II-) Türk Kanunu Medenîsi:

III. Beyyine külfeti

Madde 459

Miras hakkından iskatın muteber olması için müteveffa tarafından iskatı âmir olan tasarrufta, sebebin beyan edilmiş olması lâzımdır.

İskat edilen kimse tarafından itiraz vukuunda bu beyanın doğruluğunu ispat külfetini1, iskattan müstefit olan mirasçıya veya lehine vasiyet yapılan kimseye aittir. Bu beyyine, ikame edilememiş veya iskatın sebebi beyan olunmamış ise müteveffanın arzuları, iskatın sebebi hakkında aşikâr bir hatanın neticesi olmadıkça; tasarruf nisabı miktarında infaz olunur.

III-) Madde Gerekçesi:

Yürürlükteki Kanunun 459 uncu maddesini karşılamaktadır.

Birinci fıkra yürürlükteki birinci fıkra hükmünü aynen tekrar etmektedir. Ancak kenar başlık “Beyyine külfeti” yerine “İspat yükü” olarak değiştirilmiştir.

Maddenin ikinci fıkrası, birbirinden farklı iki konuyu düzenlemekte olduğundan kaynak Kanunun 479 uncu maddesine uygun olarak arılaştırılarak daha anlaşılır hâle getirilmiştir.
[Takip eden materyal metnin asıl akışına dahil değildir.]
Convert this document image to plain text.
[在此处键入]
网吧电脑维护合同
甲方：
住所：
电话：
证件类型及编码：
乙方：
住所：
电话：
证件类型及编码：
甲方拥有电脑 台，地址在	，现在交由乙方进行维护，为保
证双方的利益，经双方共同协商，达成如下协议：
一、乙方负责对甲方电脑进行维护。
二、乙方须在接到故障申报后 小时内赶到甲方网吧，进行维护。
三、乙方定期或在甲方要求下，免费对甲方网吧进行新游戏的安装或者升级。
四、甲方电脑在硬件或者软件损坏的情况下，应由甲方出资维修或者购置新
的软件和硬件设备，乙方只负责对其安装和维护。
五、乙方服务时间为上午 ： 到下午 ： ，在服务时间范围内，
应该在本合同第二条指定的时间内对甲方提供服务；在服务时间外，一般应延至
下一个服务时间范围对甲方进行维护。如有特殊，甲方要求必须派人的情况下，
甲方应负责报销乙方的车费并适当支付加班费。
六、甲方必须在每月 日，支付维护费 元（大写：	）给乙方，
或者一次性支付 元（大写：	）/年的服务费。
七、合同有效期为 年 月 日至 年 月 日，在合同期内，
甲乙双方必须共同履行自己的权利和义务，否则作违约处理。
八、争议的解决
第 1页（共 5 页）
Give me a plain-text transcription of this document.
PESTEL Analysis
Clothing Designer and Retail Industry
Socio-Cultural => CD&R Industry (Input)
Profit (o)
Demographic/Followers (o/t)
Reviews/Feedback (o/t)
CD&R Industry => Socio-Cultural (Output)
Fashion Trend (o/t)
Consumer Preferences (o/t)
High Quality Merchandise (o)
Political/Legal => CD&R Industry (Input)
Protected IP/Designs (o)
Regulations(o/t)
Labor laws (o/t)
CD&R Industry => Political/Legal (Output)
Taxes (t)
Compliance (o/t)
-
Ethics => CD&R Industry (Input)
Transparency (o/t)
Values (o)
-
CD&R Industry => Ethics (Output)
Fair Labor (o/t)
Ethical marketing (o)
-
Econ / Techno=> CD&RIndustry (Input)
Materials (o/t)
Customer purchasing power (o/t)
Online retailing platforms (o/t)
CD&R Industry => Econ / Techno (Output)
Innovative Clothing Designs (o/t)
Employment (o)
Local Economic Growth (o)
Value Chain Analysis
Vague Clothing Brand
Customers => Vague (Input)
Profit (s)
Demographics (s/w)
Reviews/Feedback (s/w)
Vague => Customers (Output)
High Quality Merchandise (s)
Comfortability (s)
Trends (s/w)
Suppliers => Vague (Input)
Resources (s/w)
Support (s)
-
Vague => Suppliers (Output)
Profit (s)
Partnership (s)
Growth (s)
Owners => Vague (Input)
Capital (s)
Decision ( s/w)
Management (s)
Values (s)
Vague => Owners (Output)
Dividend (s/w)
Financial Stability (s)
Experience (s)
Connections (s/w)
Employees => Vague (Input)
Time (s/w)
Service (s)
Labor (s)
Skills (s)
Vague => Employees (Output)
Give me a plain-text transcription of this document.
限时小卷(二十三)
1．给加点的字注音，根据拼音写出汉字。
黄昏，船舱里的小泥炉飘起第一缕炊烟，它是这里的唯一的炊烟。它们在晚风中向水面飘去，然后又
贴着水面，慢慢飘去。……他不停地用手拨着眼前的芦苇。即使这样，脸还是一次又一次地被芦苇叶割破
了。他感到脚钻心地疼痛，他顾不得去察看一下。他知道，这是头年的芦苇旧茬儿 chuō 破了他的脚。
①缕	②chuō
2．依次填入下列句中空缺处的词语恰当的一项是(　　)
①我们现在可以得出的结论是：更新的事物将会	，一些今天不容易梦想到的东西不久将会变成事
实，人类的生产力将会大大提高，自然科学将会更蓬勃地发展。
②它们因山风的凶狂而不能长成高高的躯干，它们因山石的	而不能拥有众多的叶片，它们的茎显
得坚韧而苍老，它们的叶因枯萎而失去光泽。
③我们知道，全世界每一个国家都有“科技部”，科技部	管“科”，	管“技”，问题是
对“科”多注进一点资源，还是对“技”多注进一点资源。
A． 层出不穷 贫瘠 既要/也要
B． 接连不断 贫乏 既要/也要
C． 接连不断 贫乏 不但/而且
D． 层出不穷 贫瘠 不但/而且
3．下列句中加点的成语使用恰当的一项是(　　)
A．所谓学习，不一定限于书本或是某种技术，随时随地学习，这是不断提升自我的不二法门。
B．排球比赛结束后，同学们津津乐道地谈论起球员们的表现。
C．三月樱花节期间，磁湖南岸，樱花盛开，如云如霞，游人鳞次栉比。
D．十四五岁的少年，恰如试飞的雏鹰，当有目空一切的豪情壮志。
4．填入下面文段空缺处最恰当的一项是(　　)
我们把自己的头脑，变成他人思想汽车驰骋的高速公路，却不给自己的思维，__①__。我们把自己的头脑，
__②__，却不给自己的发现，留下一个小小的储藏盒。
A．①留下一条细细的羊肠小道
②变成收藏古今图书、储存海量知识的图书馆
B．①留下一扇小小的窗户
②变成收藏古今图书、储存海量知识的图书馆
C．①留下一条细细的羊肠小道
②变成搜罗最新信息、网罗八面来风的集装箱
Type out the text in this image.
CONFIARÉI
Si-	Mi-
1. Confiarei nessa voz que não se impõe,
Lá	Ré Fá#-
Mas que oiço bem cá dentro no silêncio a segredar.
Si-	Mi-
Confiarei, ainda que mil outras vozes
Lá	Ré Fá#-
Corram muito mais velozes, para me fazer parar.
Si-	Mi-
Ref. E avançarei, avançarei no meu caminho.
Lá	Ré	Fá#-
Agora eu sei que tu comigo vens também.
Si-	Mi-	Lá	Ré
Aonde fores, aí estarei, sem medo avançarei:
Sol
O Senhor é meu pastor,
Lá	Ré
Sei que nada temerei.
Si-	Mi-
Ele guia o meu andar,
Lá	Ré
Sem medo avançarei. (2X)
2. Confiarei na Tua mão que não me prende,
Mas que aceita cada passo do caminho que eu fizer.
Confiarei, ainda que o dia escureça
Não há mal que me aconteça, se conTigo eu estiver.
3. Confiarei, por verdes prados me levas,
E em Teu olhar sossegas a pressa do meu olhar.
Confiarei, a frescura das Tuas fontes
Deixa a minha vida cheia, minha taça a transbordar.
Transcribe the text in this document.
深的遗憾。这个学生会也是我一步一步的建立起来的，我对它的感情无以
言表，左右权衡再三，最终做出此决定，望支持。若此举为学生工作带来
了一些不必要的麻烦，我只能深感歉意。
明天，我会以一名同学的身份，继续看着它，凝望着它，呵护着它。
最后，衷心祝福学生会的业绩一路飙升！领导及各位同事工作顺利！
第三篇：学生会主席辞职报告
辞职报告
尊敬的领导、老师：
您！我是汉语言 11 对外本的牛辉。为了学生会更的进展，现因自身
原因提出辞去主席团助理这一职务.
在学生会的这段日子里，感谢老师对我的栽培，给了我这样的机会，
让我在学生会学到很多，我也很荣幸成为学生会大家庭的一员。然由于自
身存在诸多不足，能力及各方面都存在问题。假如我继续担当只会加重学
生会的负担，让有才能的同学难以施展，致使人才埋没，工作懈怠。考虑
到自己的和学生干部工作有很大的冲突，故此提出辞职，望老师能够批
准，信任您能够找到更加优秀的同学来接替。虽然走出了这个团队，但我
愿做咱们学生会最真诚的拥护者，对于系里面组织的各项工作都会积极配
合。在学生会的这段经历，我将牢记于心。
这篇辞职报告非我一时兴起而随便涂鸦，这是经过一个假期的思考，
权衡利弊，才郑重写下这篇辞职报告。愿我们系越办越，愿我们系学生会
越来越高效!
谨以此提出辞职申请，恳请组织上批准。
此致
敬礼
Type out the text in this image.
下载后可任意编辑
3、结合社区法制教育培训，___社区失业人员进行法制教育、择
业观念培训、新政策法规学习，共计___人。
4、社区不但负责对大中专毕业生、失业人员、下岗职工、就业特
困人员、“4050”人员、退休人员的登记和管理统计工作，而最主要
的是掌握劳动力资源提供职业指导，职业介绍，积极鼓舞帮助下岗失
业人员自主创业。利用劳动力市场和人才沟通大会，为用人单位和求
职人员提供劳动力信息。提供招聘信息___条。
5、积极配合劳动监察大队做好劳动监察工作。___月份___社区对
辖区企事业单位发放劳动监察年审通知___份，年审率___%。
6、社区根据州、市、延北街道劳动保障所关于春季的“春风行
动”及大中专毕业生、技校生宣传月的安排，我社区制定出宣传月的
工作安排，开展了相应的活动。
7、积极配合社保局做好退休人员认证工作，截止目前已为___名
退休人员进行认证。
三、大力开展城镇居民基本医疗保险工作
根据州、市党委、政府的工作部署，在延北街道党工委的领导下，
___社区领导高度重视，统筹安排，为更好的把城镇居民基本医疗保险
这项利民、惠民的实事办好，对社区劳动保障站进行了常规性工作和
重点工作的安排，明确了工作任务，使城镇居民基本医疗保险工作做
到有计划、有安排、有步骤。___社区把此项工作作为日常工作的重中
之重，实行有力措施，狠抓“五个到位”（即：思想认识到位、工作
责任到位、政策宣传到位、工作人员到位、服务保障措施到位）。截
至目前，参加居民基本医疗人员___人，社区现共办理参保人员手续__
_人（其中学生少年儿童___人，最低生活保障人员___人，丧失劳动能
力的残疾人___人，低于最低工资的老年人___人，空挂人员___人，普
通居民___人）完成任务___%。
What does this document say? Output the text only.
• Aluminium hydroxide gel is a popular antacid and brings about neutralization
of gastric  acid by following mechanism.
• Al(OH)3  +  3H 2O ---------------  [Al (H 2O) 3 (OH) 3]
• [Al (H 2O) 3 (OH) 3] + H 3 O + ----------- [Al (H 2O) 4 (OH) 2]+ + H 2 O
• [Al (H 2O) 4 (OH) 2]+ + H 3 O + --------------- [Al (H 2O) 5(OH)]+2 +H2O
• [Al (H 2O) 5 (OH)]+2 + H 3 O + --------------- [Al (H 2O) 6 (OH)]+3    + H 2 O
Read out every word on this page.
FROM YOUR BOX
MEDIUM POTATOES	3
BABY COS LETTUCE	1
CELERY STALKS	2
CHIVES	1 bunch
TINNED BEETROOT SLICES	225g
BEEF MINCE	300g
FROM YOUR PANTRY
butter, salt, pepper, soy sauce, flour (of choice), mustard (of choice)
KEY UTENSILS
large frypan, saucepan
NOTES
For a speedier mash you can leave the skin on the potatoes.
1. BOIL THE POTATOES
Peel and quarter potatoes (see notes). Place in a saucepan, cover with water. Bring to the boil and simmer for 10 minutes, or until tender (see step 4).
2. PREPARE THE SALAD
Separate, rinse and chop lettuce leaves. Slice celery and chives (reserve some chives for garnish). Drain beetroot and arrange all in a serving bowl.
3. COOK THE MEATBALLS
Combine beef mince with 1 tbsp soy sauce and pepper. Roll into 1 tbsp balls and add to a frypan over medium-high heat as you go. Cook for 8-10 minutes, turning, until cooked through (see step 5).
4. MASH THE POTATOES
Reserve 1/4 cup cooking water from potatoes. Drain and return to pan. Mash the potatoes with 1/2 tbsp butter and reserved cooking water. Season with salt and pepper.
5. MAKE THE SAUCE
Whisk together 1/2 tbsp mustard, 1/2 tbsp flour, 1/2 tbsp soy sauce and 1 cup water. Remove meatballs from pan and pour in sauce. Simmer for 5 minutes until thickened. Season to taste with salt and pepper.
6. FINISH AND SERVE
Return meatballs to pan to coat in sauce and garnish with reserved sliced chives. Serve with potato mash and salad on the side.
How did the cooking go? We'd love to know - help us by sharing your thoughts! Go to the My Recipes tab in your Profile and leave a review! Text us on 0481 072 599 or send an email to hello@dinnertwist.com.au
Hüküm değişikliği yoktur.

IV-) Kaynak İsviçre Medenî Kanunu:

1-) ZGB:

III. Beweislast

Art. 479

1 Eine Enterbung ist nur dann gültig, wenn der Erblasser den Enterbungsgrund in seiner Verfügung angegeben hat.

2 Ficht der Enterbte die Enterbung wegen Unrichtigkeit dieser Angabe an, so hat der Erbe oder Bedachte, der aus der Enterbung Vorteil zieht, deren Richtigkeit zu beweisen.

3 Kann dieser Nachweis nicht erbracht werden oder ist ein Enterbungsgrund nicht angegeben, so wird die Verfügung insoweit aufrecht erhalten, als sich dies mit dem Pflichtteil des Enterbten verträgt, es sei denn, dass der Erblasser die Verfügung in einem offenbaren Irrtum über den Enterbungsgrund getroffen hat.

2-) CCS:

III. Fardeau de la preuve

Art. 479

1 L’exhérédation n’est valable que si le défunt en a indiqué la cause dans l’acte qui l’ordonne.

2 La preuve de l’exactitude de cette indication sera faite, en cas de contestation de la part de l’exhérédé, par l’héritier ou le légataire qui profite de l’exhérédation.

3 Si cette preuve n’est pas faite ou si la cause de l’exhérédation n’est pas indiquée, les volontés du défunt seront exécutées dans la mesure du disponible, à moins qu’elles ne soient la conséquence d’une erreur manifeste sur la cause même de l’exhérédation.



1   Hükmün 2. fıkrasının 1. cümlesinde yer alan “… külfetini …” ibaresi “… külfeti …” olarak anlaşılmalıdır.